Local Natives: Tiny Desk Concert
Around this time last spring, the NPR Music staff sat around talking about bands we wanted to book for our daytime party at South by Southwest 2010. Those discussions get fairly heated: We're all pulling for our favorites, so coming to a consensus about a band can be as difficult as agreeing on a pizza topping. One band we all got behind pretty quickly was Local Natives.
Since the group's set at SXSW, it's been fun watching Local Natives flourish from a little-known opening act to one of the breakout artists of 2010. The band's well-deserved rise culminated in headlining shows, a prominent gig at Bonnaroo and an album, Gorilla Manor, that found its way onto many best-of-the-year lists. We caught up with Local Natives again late last year, near the end of a tour, and invited the group to the NPR Music offices for a stirring acoustic set behind the Tiny Desk.
The L.A.-based quintet — Taylor Rice, Kelcey Ayers, Ryan Hahn, Andy Hamm and Matt Frazier — plays buoyant, infectious songs that brim with sunny melodies and three-part harmonies sung with gentle grace. Local Natives' joyful mix of inventive indie-rock arrangements, clattering Afrobeat rhythms and euphoric chamber-pop harmonies may be what invites listeners in, but the lyrics contain just as much depth and nuance.
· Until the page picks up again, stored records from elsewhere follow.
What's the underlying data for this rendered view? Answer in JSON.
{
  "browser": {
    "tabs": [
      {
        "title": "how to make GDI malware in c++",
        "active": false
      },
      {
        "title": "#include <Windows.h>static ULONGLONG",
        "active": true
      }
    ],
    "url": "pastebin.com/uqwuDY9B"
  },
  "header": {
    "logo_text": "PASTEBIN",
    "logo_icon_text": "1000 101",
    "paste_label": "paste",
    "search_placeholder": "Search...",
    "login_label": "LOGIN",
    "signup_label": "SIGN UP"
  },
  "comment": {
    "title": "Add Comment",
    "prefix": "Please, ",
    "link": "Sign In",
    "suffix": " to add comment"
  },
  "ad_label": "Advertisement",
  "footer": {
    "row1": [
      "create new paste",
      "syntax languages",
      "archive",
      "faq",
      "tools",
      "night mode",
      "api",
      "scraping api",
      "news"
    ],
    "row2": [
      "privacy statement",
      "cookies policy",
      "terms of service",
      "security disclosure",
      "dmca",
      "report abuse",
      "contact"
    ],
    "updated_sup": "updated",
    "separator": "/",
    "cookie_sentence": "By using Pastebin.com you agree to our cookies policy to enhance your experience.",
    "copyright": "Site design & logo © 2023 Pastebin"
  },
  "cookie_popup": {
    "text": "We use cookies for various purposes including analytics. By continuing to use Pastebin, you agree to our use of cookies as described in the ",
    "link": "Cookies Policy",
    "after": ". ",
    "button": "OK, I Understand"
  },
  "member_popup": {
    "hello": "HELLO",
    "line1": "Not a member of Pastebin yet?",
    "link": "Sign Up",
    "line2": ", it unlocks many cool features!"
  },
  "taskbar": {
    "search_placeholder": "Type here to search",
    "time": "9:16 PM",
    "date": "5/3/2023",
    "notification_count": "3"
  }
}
The band's yearning set-closer, the soaring "Airplanes," is dedicated to Ayers' deceased pilot grandfather, and the song practically bursts with evocative images — a desk, a set of chopsticks from Japan, a worn encyclopedia — that help listeners piece together what the man was like. When performed in such an intimate and unadorned performance space, that catchy and contemplative song highlights the strength of Local Natives' songwriting and musicianship. It also points to a promising future.